3 - Ce gouvernement n'existe réellement qu'à l'intérieur de la «zone verte», qui est soumise elle-même au contrôle des occupants américains, alors que la réalité du pouvoir sur le terrain est assurée par des groupes «locaux», souvent animés par des intérêts politiques, communautaires, tribaux voire mafieux.
«L'absence d'Etat en Irak favorise l'émergence de tels pouvoirs locaux qui, localement, agissent comme de véritables institutions paraétatiques, imposant dans les régions qu'ils contrôlent un pouvoir islamique tel qu'ils le conçoivent», explique Pierre-Jean Luizard, chercheur au CNRS français et auteur de ''La Question irakienne'', dans un « chat » animé sur le site ''lemonde.fr'', le 17 octobre 2006. Qui ajoute : «C'est le cas depuis 2003 de l'immense quartier chiite de Sadr City à Bagdad, comme ça l'est des quasi-émirats jihadistes qui existent aujourd'hui au cœur même de Bagdad, à quelques centaines de mètres de la ''zone verte''.»

Ni répartition, ni retrait...
Un gouvernement illégitime, incompétent et sans pouvoir réel. Une force d'occupation qui n'a même plus confiance dans ses capacités d'agir dans un contexte de guerre civile en marche et qui n'a désormais qu'un unique souci : préparer un retrait qui soit le moins humiliant possible pour elle. Des communautés qui se vouent une haine larvée et qui semblent déterminées à en découdre, avec notamment :
- des Arabes sunnites qui cherchent à préserver une place dans l'Irak de demain ;
- des chiites qui veulent prendre toute la place dans un pays où ils constituent la majorité et où ils ont longtemps été marginalisés ;
- et, enfin, des Kurdes qui essayent de consolider une autonomie acquise de haute lutte, tout en veillant à ne pas provoquer un éclatement dont ils auraient tout à craindre. La Turquie et l'Iran, qui ont des communautés kurdes sur leurs territoires respectifs, n'hésiteraient en effet devant aucune option pour empêcher l'établissement d'un Etat dans le Kurdistan irakien...
Voilà, en quelques phrases, comment se présente aujourd'hui la situation en Irak: un pays au bord de l'implosion, mais qui a de bonnes raisons de redouter une répartition qu'il sait, par ailleurs, impossible à réaliser. Et pour cause: diviser le pays sur des bases communautaires implique le traçage de frontières entre communautés: arabe, kurde et Turkmène d'un côté, chiites et sunnite de l'autre, sans parler des clivages claniques, tribaux et politiques. Un tel partage est impensable, car il attiserait la guerre entre des communautés très mélangées, qui vivent côte à côte sur le même territoire et revendiquent les mêmes ressources, notamment le pétrole. Cette ressource est déjà en train d'attiser les clivages entre les communautés, notamment dans les régions du Nord, où les gisements sont très largement situés dans des zones de peuplement mixte: Arabes, Kurdes, Turkmènes, chiites, sunnites.

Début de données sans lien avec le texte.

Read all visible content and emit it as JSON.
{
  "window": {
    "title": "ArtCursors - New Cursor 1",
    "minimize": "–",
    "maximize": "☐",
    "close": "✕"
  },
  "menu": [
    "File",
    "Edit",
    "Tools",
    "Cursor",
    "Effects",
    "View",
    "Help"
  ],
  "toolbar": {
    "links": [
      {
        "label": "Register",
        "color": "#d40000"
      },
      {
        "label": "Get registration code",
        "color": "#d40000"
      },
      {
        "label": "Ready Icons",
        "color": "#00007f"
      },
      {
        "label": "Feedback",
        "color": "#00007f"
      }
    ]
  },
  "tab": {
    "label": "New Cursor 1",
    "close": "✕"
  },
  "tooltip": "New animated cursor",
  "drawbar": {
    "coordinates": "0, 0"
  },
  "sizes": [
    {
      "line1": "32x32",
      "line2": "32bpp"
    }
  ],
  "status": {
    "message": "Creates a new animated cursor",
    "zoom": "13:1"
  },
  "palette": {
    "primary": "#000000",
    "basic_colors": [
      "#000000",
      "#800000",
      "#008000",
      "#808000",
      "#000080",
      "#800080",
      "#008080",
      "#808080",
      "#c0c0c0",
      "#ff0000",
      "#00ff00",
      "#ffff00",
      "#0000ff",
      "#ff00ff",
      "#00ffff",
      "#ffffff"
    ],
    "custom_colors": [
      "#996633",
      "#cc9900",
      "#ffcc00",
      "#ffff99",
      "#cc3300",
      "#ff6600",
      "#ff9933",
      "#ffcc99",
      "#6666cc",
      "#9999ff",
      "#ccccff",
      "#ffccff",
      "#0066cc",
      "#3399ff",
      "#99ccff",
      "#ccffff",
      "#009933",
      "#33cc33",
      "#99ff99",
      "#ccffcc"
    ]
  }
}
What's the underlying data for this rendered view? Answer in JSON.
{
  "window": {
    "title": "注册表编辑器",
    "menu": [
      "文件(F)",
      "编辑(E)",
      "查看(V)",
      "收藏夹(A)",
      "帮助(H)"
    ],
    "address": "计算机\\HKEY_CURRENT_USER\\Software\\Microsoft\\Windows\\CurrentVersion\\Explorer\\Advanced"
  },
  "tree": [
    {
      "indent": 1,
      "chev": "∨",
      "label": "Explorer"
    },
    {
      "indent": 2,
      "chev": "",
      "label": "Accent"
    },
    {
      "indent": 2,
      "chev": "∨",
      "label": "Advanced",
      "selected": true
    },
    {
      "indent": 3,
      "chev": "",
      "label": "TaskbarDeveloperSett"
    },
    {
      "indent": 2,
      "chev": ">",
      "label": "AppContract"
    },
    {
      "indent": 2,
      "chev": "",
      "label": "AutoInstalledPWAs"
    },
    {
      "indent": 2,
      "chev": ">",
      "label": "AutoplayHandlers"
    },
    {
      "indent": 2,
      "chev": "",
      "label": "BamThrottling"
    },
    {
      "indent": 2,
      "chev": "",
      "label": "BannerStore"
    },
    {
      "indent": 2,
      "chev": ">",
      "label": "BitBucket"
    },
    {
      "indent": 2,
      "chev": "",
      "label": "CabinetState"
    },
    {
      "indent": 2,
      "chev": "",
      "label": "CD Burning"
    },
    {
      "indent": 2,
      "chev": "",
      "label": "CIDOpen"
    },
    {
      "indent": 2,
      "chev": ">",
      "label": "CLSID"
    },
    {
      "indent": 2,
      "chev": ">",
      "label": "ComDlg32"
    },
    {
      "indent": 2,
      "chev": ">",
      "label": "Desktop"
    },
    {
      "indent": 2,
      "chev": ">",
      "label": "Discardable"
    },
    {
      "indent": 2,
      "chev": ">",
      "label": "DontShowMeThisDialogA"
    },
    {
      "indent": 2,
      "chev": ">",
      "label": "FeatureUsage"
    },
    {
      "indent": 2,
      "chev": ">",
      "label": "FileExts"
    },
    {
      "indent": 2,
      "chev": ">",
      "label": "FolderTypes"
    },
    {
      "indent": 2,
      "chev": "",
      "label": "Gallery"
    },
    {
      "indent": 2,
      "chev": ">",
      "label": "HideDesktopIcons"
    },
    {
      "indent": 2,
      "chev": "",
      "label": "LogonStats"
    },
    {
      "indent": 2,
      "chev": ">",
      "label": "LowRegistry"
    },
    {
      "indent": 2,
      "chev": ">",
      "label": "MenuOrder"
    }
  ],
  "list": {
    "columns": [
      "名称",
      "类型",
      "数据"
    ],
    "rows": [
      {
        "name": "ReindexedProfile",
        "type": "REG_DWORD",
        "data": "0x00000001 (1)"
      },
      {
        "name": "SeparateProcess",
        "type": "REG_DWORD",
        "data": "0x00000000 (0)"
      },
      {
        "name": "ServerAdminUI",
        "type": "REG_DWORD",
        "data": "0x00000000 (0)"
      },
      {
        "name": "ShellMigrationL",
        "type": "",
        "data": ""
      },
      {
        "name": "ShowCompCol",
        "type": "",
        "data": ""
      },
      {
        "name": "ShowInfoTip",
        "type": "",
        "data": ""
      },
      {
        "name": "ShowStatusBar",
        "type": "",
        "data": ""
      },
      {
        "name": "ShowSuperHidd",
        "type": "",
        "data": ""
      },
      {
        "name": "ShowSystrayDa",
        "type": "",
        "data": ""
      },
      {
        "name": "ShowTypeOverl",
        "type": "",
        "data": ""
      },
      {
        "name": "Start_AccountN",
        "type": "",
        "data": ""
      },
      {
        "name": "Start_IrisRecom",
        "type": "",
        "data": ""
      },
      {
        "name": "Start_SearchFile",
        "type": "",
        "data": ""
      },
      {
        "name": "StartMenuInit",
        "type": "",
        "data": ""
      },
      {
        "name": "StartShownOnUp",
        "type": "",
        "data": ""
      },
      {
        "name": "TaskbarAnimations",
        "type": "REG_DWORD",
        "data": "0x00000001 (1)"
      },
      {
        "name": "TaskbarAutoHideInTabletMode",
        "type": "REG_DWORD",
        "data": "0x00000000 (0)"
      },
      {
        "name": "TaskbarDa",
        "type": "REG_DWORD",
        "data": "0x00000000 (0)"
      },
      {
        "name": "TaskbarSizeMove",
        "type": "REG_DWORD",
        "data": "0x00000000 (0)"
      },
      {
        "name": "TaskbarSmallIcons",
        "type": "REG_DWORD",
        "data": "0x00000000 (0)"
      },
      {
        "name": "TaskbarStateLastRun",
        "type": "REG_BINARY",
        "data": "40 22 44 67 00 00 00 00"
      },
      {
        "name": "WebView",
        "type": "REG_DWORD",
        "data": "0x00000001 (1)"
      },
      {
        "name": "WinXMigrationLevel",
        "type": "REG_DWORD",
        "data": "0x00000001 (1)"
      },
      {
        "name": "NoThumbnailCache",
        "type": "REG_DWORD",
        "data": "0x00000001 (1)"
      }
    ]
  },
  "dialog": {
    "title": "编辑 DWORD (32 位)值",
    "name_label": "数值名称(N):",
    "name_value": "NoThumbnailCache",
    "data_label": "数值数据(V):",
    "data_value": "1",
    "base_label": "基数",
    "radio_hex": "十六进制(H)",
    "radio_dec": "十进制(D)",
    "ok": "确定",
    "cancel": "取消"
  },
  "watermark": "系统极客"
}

Dans ces conditions, un retrait des troupes américaines, même partiel ou gradué, serait non seulement prématuré, mais irresponsable et quasiment criminel. Car il provoquerait une recrudescence des violences dans le pays, comme l'ont du reste estimé, les auteurs du rapport de la National Intelligence Council (NIC) cité plus haut.
Conclusion: les Américains, qui ont créé les conditions de l'actuelle implosion de l'Irak, sont dans ce pays pour très... très longtemps.